Patrick Stewart as Captain Picard. Image by James Dimmock/CBS Interactive.

Star Trek is back, and its new series Picard, starring Patrick Stewart, asks explicitly political questions. What does it mean to be alienated from society? What does it mean to be a stranger to yourself? These are old questions, asked in a new way on the canvas of a science fiction series set in the late 24th century. In answering these questions, Picard makes arguments about alienation, trauma, and solidarity that resonate with the politics of today.

In the 50 years since the debut of Star Trek its various iterations have often mirrored the political concerns of American society. The original 1960s series took explicitly anti-racist stance at the height of the civil-rights movement. Such positions combined with the hope for emancipation through technological advance gave Star Trek an optimism about the potential for humanity to outgrow the chains of poverty and oppression. This optimism gave Star Trek an inherent progressivism.

The progressive politics of Star Trek deepened over the decades as the franchise grew. Twenty years after the original series, Star Trek: The Next Generation built upon this foundation with increasingly complex mediations on the meanings of humanity, compassion, and enlightenment. Much of this was personified in the character of Jean-Luc Picard, played by Patrick Stewart, presented by the new series as a paragon of learning, reason, and leadership. Like William Shatner’s Captain Kirk of the original series, Picard became iconic and emblematic of Star Trek itself.

Fans have clamoured for Picard’s return since his last appearance in a Star Trek film in 2002. Twenty years later, Picard is back but the life of a starship captain is long behind him. What does science fiction constructed around a retired icon look like?

Humanistic ideals were always at the forefront of Jean-Luc Picard’s story in The Next Generation. In a relatively sanitized future, the idealism of Gene Roddenberry’s Star Trek was honed to a fine point. Humanity had evolved towards the pursuit of science and truth through exploration. This was the broad semantic meaning of much of the series featuring Jean-Luc Picard, and when his crew faced challenges, individually or collectively, it was often in the form of an assault on these ideals. This was a sort of fuzzy liberalism in many instances, frequently wedded to scientific pursuit or the resolution of conflict.

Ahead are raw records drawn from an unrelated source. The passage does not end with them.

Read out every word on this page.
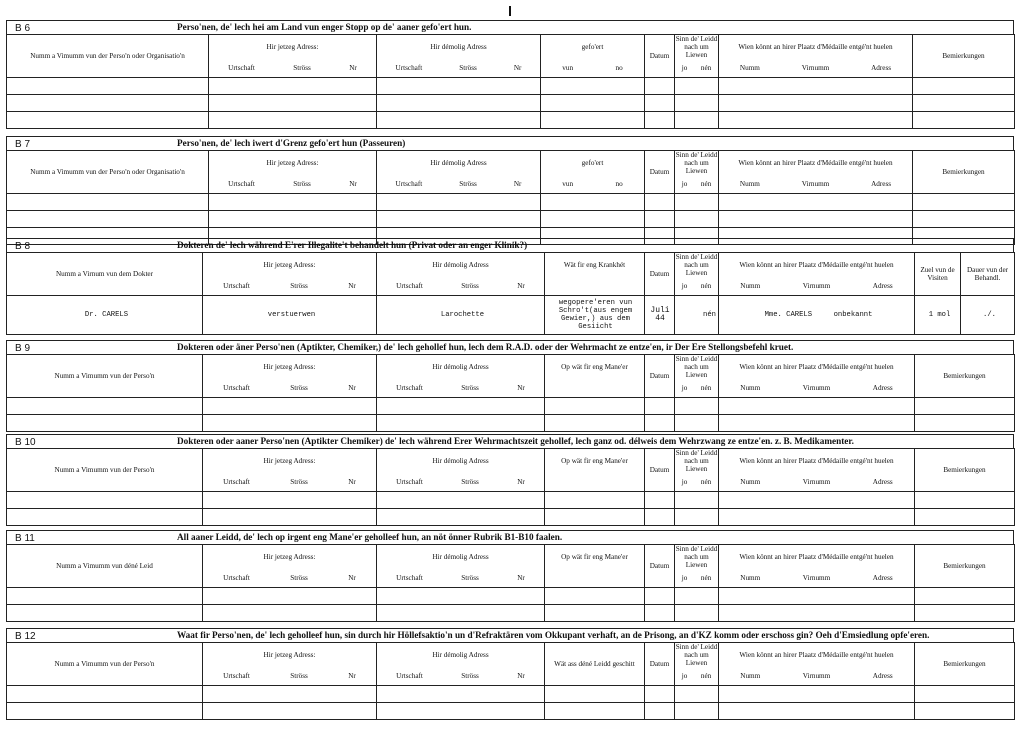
B 6	Perso'nen, de' lech hei am Land vun enger Stopp op de' aaner gefo'ert hun.
Numm a Vimumm vun der Perso'n oder Organisatio'n	Hir jetzeg Adress:	Hir démolig Adress	gefo'ert	Datum	Sinn de' Leidd nach um Liewen	Wien könnt an hirer Plaatz d'Médaille entgé'nt huelen	Bemierkungen

	Urtschaft Ströss Nr	Urtschaft Ströss Nr	vun no		jo nén	Numm Virnumm Adress	

B 7	Perso'nen, de' lech iwert d'Grenz gefo'ert hun (Passeuren)
Numm a Vimumm vun der Perso'n oder Organisatio'n	Hir jetzeg Adress:	Hir démolig Adress	gefo'ert	Datum	Sinn de' Leidd nach um Liewen	Wien könnt an hirer Plaatz d'Médaille entgé'nt huelen	Bemierkungen

	Urtschaft Ströss Nr	Urtschaft Ströss Nr	vun no		jo nén	Numm Virnumm Adress	

B 8	Dokteren de' lech während E'rer Illegalite't behandelt hun (Privat oder an enger Klinik?)
Numm a Virnum vun dem Dokter	Hir jetzeg Adress:	Hir démolig Adress	Wät fir eng Krankhét	Datum	Sinn de' Leidd nach um Liewen	Wien könnt an hirer Plaatz d'Médaille entgé'nt huelen	Zuel vun de Visiten	Dauer vun der Behandl.

	Urtschaft Ströss Nr	Urtschaft Ströss Nr			jo nén	Numm Virnumm Adress		

Dr. CARELS	verstuerwen	Larochette	wegopere'eren vun Schro't(aus engem Gewier,) aus dem Gesiicht	Juli 44	nén	Mme. CARELS onbekannt	1 mol	./.
B 9	Dokteren oder äner Perso'nen (Aptikter, Chemiker,) de' lech gehollef hun, lech dem R.A.D. oder der Wehrmacht ze entze'en, ir Der Ere Stellongsbefehl kruet.
Numm a Vimumm vun der Perso'n	Hir jetzeg Adress:	Hir démolig Adress	Op wät fir eng Mane'er	Datum	Sinn de' Leidd nach um Liewen	Wien könnt an hirer Plaatz d'Médaille entgé'nt huelen	Bemierkungen

	Urtschaft Ströss Nr	Urtschaft Ströss Nr			jo nén	Numm Virnumm Adress	

B 10	Dokteren oder aaner Perso'nen (Aptikter Chemiker) de' lech während Erer Wehrmachtszeit gehollef, lech ganz od. délweis dem Wehrzwang ze entze'en. z. B. Medikamenter.
Numm a Vimumm vun der Perso'n	Hir jetzeg Adress:	Hir démolig Adress	Op wät fir eng Mane'er	Datum	Sinn de' Leidd nach um Liewen	Wien könnt an hirer Plaatz d'Médaille entgé'nt huelen	Bemierkungen

	Urtschaft Ströss Nr	Urtschaft Ströss Nr			jo nén	Numm Virnumm Adress	

B 11	All aaner Leidd, de' lech op irgent eng Mane'er geholleef hun, an nöt önner Rubrik B1-B10 faalen.
Numm a Vimumm vun déné Leid	Hir jetzeg Adress:	Hir démolig Adress	Op wät fir eng Mane'er	Datum	Sinn de' Leidd nach um Liewen	Wien könnt an hirer Plaatz d'Médaille entgé'nt huelen	Bemierkungen

	Urtschaft Ströss Nr	Urtschaft Ströss Nr			jo nén	Numm Virnumm Adress	

B 12	Waat fir Perso'nen, de' lech geholleef hun, sin durch hir Höllefsaktio'n un d'Refraktären vom Okkupant verhaft, an de Prisong, an d'KZ komm oder erschoss gin? Oeh d'Emsiedlung opfe'eren.
Numm a Vimumm vun der Perso'n	Hir jetzeg Adress:	Hir démolig Adress	Wät ass déné Leidd geschitt	Datum	Sinn de' Leidd nach um Liewen	Wien könnt an hirer Plaatz d'Médaille entgé'nt huelen	Bemierkungen

	Urtschaft Ströss Nr	Urtschaft Ströss Nr			jo nén	Numm Virnumm Adress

At times, The Next Generation reached for something higher. The most famous storyline involved a conflict with the Borg, a race of cyborgs with no sense of individuality, bent on assimilating all others into their collective. In the course of fighting the Borg, Picard himself is captured and assimilated in a shocking episode that sees him stripped of his humanity and agency. When Picard is ultimately rescued, the series dealt briefly with the consequences of these events as he recovered. Picard experiences profound trauma and alienation, having been for a time a different person, and indeed, something beyond human. For the first time, Star Trek grappled seriously with the notion that the price of upholding peace and security might include debilitating personal trauma.

In another famous episode, Picard acts as an advocate for the rights of Commander Data, an android, to live as a fully autonomous and sentient being. It was Picard at his most persuasive and commanding, and his defense was successful, giving Data control over his own life. The series Picard finds the retired Admiral lamenting Data’s death, a sacrifice he made so that Picard could live. This too is a trauma addressed in Picard’s return, but without maudlin sentiment. It asks what is the meaning of life when another has been sacrificed to preserve it?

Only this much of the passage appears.